Europas Sicherheitspolitik setzt neu auf digitale Abwehr und KI-Strategien
Europas Sicherheitspolitik setzt neu auf digitale Abwehr und KI-Strategien
Europa überdenkt seine Sicherheitsstrategie – digitale Bedrohungen rücken in den Mittelpunkt
Auf der Münchner Sicherheitskonferenz 2026 betonten führende Politiker, dass Technologie – insbesondere Cybersicherheit und künstliche Intelligenz – zu einem Grundpfeiler der nationalen Verteidigung geworden ist. Traditionelle militärische Strategien gelten in einer Welt, in der digitale und geopolitische Risiken ineinandergreifen, nicht mehr als ausreichend.

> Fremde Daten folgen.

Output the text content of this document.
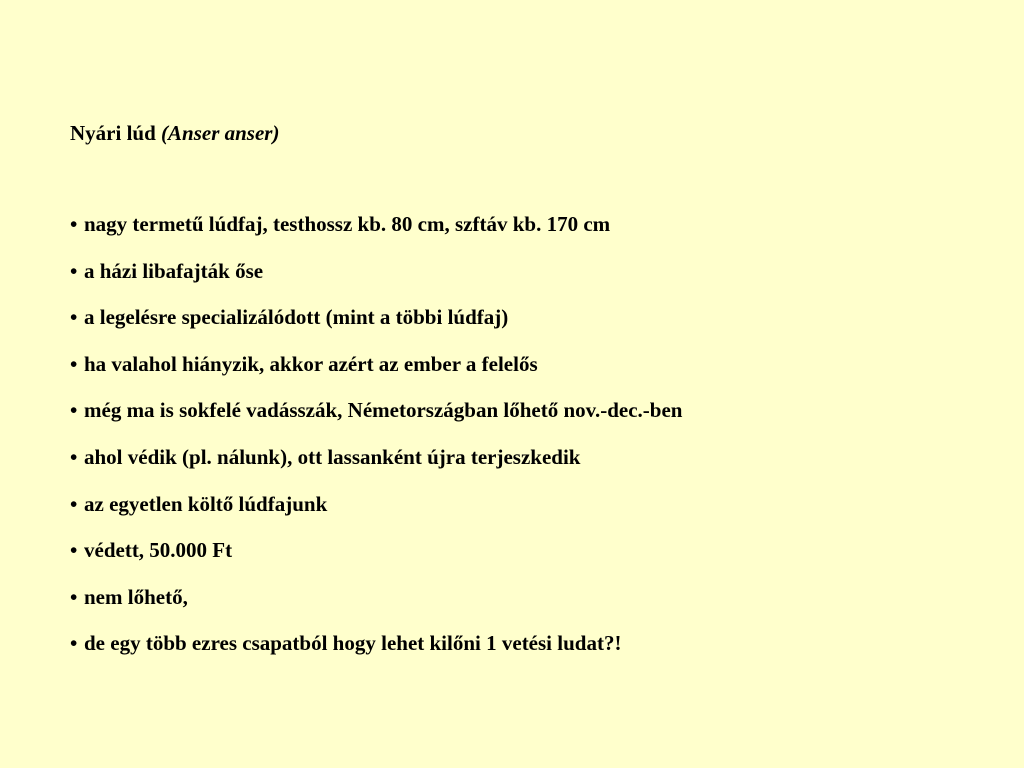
Nyári lúd (Anser anser)
• nagy termetű lúdfaj, testhossz kb. 80 cm, szftáv kb. 170 cm
• a házi libafajták őse
• a legelésre specializálódott (mint a többi lúdfaj)
• ha valahol hiányzik, akkor azért az ember a felelős
• még ma is sokfelé vadásszák, Németországban lőhető nov.-dec.-ben
• ahol védik (pl. nálunk), ott lassanként újra terjeszkedik
• az egyetlen költő lúdfajunk
• védett, 50.000 Ft
• nem lőhető,
• de egy több ezres csapatból hogy lehet kilőni 1 vetési ludat?!
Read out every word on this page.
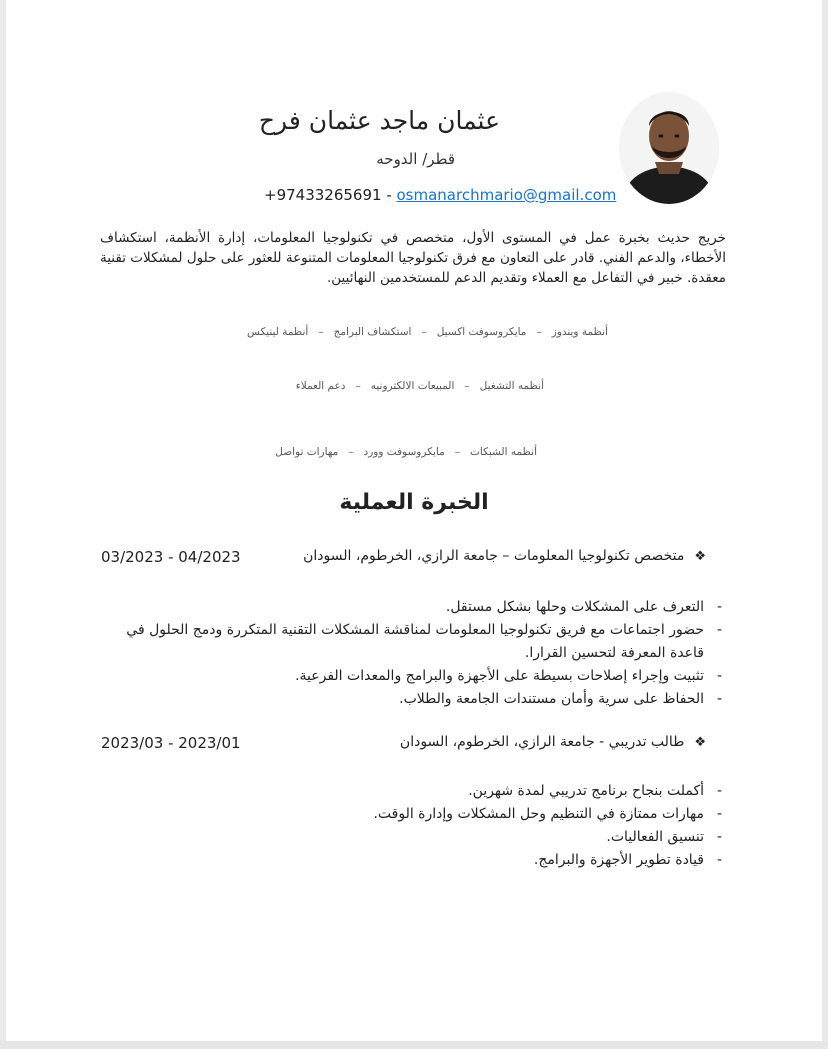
عثمان ماجد عثمان فرح
قطر/ الدوحه
+97433265691 - osmanarchmario@gmail.com
خريج حديث بخبرة عمل في المستوى الأول، متخصص في تكنولوجيا المعلومات، إدارة الأنظمة، استكشاف الأخطاء، والدعم الفني. قادر على التعاون مع فرق تكنولوجيا المعلومات المتنوعة للعثور على حلول لمشكلات تقنية معقدة. خبير في التفاعل مع العملاء وتقديم الدعم للمستخدمين النهائيين.
أنظمة ويندوز–مايكروسوفت اكسيل–استكشاف البرامج–أنظمة لينيكس
أنظمه التشغيل–المبيعات الالكترونيه–دعم العملاء
أنظمه الشبكات–مايكروسوفت وورد–مهارات تواصل
الخبرة العملية
❖متخصص تكنولوجيا المعلومات – جامعة الرازي، الخرطوم، السودان
03/2023 - 04/2023
-
التعرف على المشكلات وحلها بشكل مستقل.
-
حضور اجتماعات مع فريق تكنولوجيا المعلومات لمناقشة المشكلات التقنية المتكررة ودمج الحلول في قاعدة المعرفة لتحسين القرارا.
-
تثبيت وإجراء إصلاحات بسيطة على الأجهزة والبرامج والمعدات الفرعية.
-
الحفاظ على سرية وأمان مستندات الجامعة والطلاب.
❖طالب تدريبي - جامعة الرازي، الخرطوم، السودان
2023/03 - 2023/01
-
أكملت بنجاح برنامج تدريبي لمدة شهرين.
-
مهارات ممتازة في التنظيم وحل المشكلات وإدارة الوقت.
-
تنسيق الفعاليات.
-
قيادة تطوير الأجهزة والبرامج.
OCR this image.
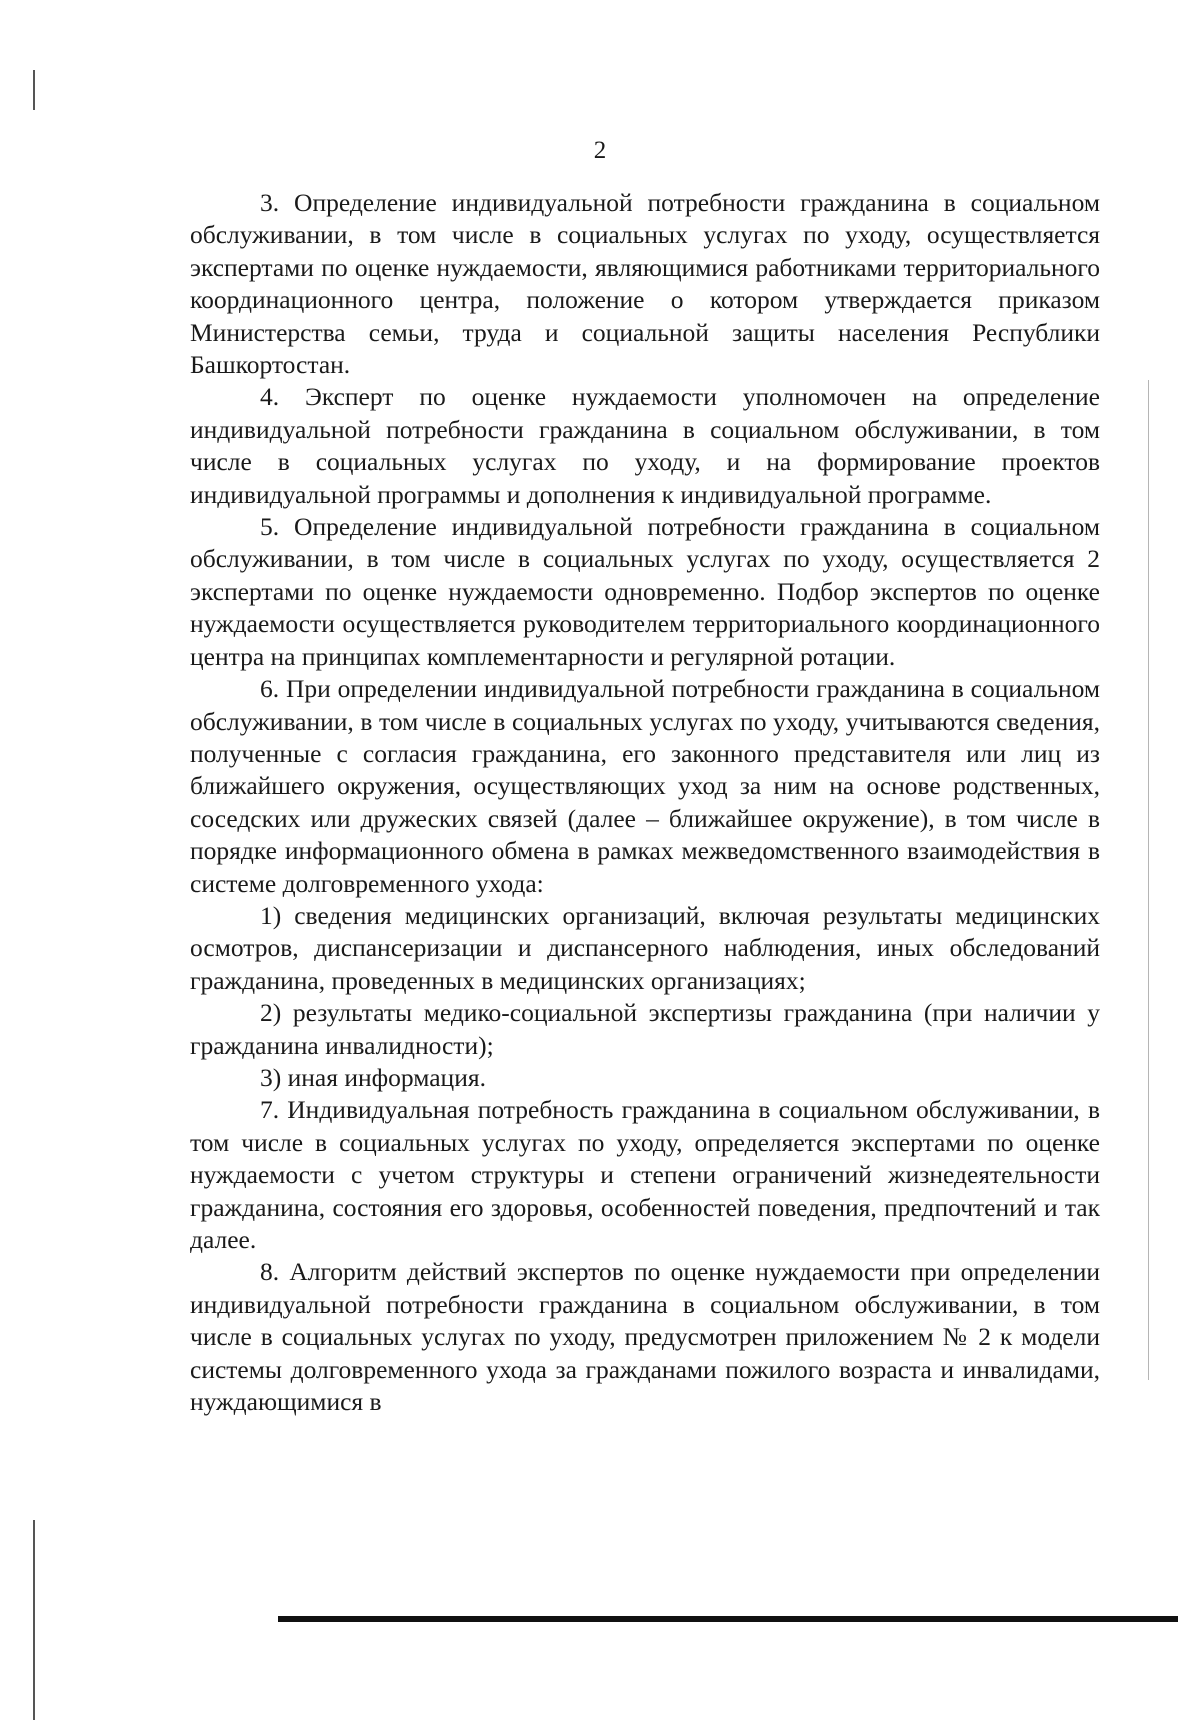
2

3. Определение индивидуальной потребности гражданина в социальном обслуживании, в том числе в социальных услугах по уходу, осуществляется экспертами по оценке нуждаемости, являющимися работниками территориального координационного центра, положение о котором утверждается приказом Министерства семьи, труда и социальной защиты населения Республики Башкортостан.

4. Эксперт по оценке нуждаемости уполномочен на определение индивидуальной потребности гражданина в социальном обслуживании, в том числе в социальных услугах по уходу, и на формирование проектов индивидуальной программы и дополнения к индивидуальной программе.

5. Определение индивидуальной потребности гражданина в социальном обслуживании, в том числе в социальных услугах по уходу, осуществляется 2 экспертами по оценке нуждаемости одновременно. Подбор экспертов по оценке нуждаемости осуществляется руководителем территориального координационного центра на принципах комплементарности и регулярной ротации.

6. При определении индивидуальной потребности гражданина в социальном обслуживании, в том числе в социальных услугах по уходу, учитываются сведения, полученные с согласия гражданина, его законного представителя или лиц из ближайшего окружения, осуществляющих уход за ним на основе родственных, соседских или дружеских связей (далее – ближайшее окружение), в том числе в порядке информационного обмена в рамках межведомственного взаимодействия в системе долговременного ухода:

1) сведения медицинских организаций, включая результаты медицинских осмотров, диспансеризации и диспансерного наблюдения, иных обследований гражданина, проведенных в медицинских организациях;

2) результаты медико-социальной экспертизы гражданина (при наличии у гражданина инвалидности);

3) иная информация.

7. Индивидуальная потребность гражданина в социальном обслуживании, в том числе в социальных услугах по уходу, определяется экспертами по оценке нуждаемости с учетом структуры и степени ограничений жизнедеятельности гражданина, состояния его здоровья, особенностей поведения, предпочтений и так далее.

8. Алгоритм действий экспертов по оценке нуждаемости при определении индивидуальной потребности гражданина в социальном обслуживании, в том числе в социальных услугах по уходу, предусмотрен приложением № 2 к модели системы долговременного ухода за гражданами пожилого возраста и инвалидами, нуждающимися в
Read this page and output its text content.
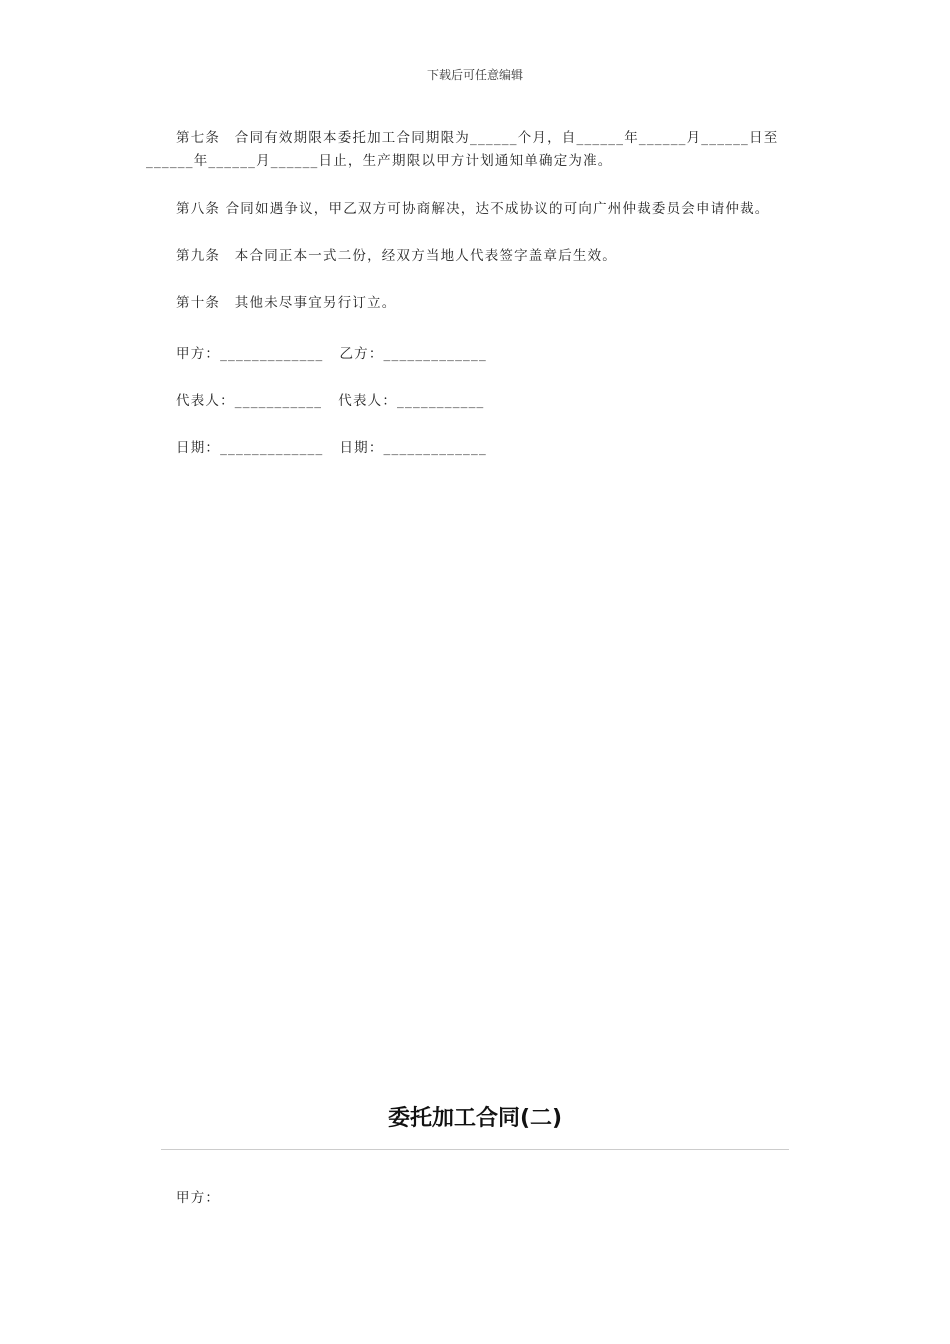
下载后可任意编辑
第七条　合同有效期限本委托加工合同期限为______个月，自______年______月______日至______年______月______日止，生产期限以甲方计划通知单确定为准。
第八条 合同如遇争议，甲乙双方可协商解决，达不成协议的可向广州仲裁委员会申请仲裁。
第九条　本合同正本一式二份，经双方当地人代表签字盖章后生效。
第十条　其他未尽事宜另行订立。
甲方：_____________ 乙方：_____________
代表人：___________ 代表人：___________
日期：_____________ 日期：_____________
委托加工合同(二)
甲方：
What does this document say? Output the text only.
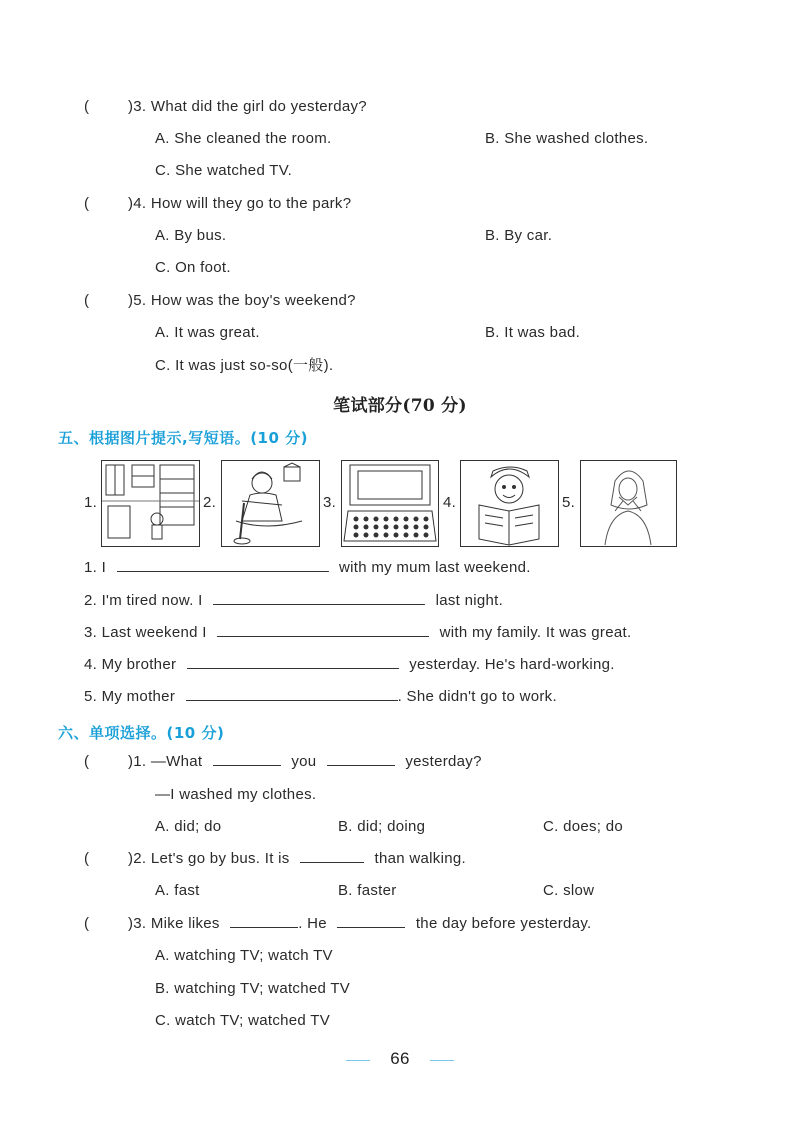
(	)3. What did the girl do yesterday?
A. She cleaned the room.	B. She washed clothes.
C. She watched TV.
(	)4. How will they go to the park?
A. By bus.	B. By car.
C. On foot.
(	)5. How was the boy's weekend?
A. It was great.	B. It was bad.
C. It was just so-so(一般).
笔试部分(70 分)
五、根据图片提示,写短语。(10 分)
1.	2.	3.	4.	5.
1. I	with my mum last weekend.
2. I'm tired now. I	last night.
3. Last weekend I	with my family. It was great.
4. My brother	yesterday. He's hard-working.
5. My mother	. She didn't go to work.
六、单项选择。(10 分)
(	)1. —What	you	yesterday?
—I washed my clothes.
A. did; do	B. did; doing	C. does; do
(	)2. Let's go by bus. It is	than walking.
A. fast	B. faster	C. slow
(	)3. Mike likes	. He	the day before yesterday.
A. watching TV; watch TV
B. watching TV; watched TV
C. watch TV; watched TV
66
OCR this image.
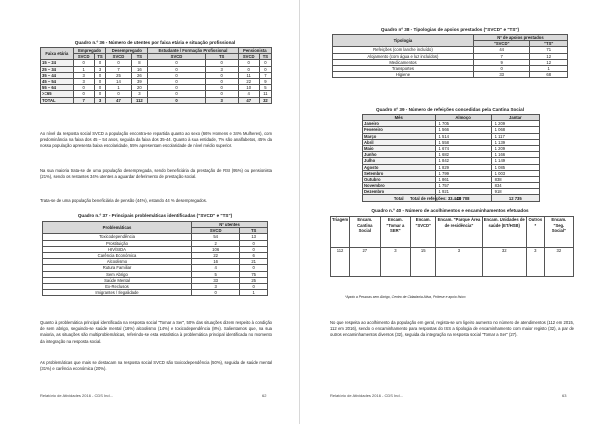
Quadro n.º 36 - Número de utentes por faixa etária e situação profissional
Faixa etária	Empregado		Desempregado		Estudante / Formação Profissional		Pensionista	
	SVCD	TS	SVCD	TS	SVCD	TS	SVCD	TS
15 – 24	0	0	0	8	0	0	0	0
25 – 34	1	3	7	16	0	3	0	0
35 – 44	3	0	25	26	0	0	11	7
45 – 54	3	0	14	39	0	0	22	9
55 – 64	0	0	1	20	0	0	10	5
>=65	0	0	0	3	0	0	4	11
TOTAL	7	3	47	112	0	3	47	32
Ao nível da resposta social SVCD a população encontra-se repartida quanto ao sexo (66% Homens e 34% Mulheres), com predominância na faixa dos 45 – 54 anos, seguida da faixa dos 35-44. Quanto à sua entidade, 7% são analfabetos, 45% da nossa população apresenta baixa escolaridade, 55% apresentam escolaridade de nível médio superior.
Na sua maioria trata-se de uma população desempregada, sendo beneficiária da prestação de RSI (95%) ou pensionista (21%), sendo os restantes 34% utentes a aguardar deferimento de prestação social.
Trata-se de uma população beneficiária de pensão (44%), estando 44 % desempregados.
Quadro n.º 37 - Principais problemáticas identificadas ("SVCD" e "TS")
Problemáticas	Nº utentes	
	SVCD	TS
Toxicodependência	54	13
Prostituição	2	0
HIV/SIDA	106	0
Carência Económica	22	6
Alcoolismo	16	21
Rutura Familiar	4	0
Sem Abrigo	5	75
Saúde Mental	33	25
Ex-Reclusos	3	0
Imigrantes / Ilegalidade	0	1
Quanto à problemática principal identificada na resposta social "Tomar a Ser", 50% das situações dizem respeito à condição de sem abrigo, seguindo-se saúde mental (16%) alcoolismo (14%) e toxicodependência (8%). Salientamos que, na sua maioria, as situações são multiproblemáticas, referindo-se esta estatística à problemática principal identificada no momento da integração na resposta social.
As problemáticas que mais se destacam na resposta social SVCD são toxicodependência (50%), seguida de saúde mental (31%) e carência económica (20%).
Relatório de Atividades 2016 - CDS Ind...	62
Quadro nº 38 - Tipologias de apoios prestados ("SVCD" e "TS")
Tipologia	Nº de apoios prestados	
	"SVCD"	"TS"
Refeições (com lanche incluído)	44	71
Alojamento (com água e luz incluídos)	7	12
Medicamentos	9	12
Transportes	0	1
Higiene	33	68
Quadro nº 39 - Número de refeições concedidas pela Cantina Social
Mês	Almoço	Jantar
Janeiro	1 705	1 209
Fevereiro	1 566	1 068
Março	1 514	1 117
Abril	1 558	1 139
Maio	1 674	1 209
Junho	1 682	1 166
Julho	1 842	1 149
Agosto	1 829	1 085
Setembro	1 799	1 003
Outubro	1 861	838
Novembro	1 757	834
Dezembro	1 921	918
Total	20 708	12 735
Total de refeições: 33.443
Quadro n.º 40 - Número de acolhimentos e encaminhamentos efetuados
Triagem	Encam. Cantina Social	Encam. "Tomar a SER"	Encam. "SVCD"	Encam. "Parque Área de residência"	Encam. Unidades de saúde (ET/HSB)	Outros *	Encam. "Seg. Social"
112	27	3	15	3	32	3	32
*Apoio a Pessoas sem Abrigo, Centro de Cidadania Ativa, Prótese e apoio físico
No que respeita ao acolhimento da população em geral, regista-se um ligeiro aumento no número de atendimentos (112 em 2015, 112 em 2016), sendo o encaminhamento para respostas do ISS a tipologia de encaminhamento com maior registo (32), a par de outros encaminhamentos diversos (32), seguida da integração na resposta social "Tomar a Ser" (27).
Relatório de Atividades 2016 - CDS Ind...	63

Für europäische Verantwortungsträger sind Cyber- und KI-Bedrohungen mittlerweile zentrale Sicherheitsfragen. Bundeskanzler Friedrich Merz warnte, Europa könne sich nicht länger allein auf seine bestehenden digitalen oder geopolitischen Abwehrmechanismen verlassen. Stattdessen wird Technologie zunehmend in die Pläne für strategische Autonomie integriert.
Deutschlands Nachrichtendienste fordern mehr Handlungsspielraum, um hybride Bedrohungen wie Cyberangriffe und digitale Sabotage wirksamer zu bekämpfen. Dieser Wandel spiegelt die wachsende Überzeugung wider, dass Verteidigungspolitik ohne digitale Resilienz an Schlagkraft verliert.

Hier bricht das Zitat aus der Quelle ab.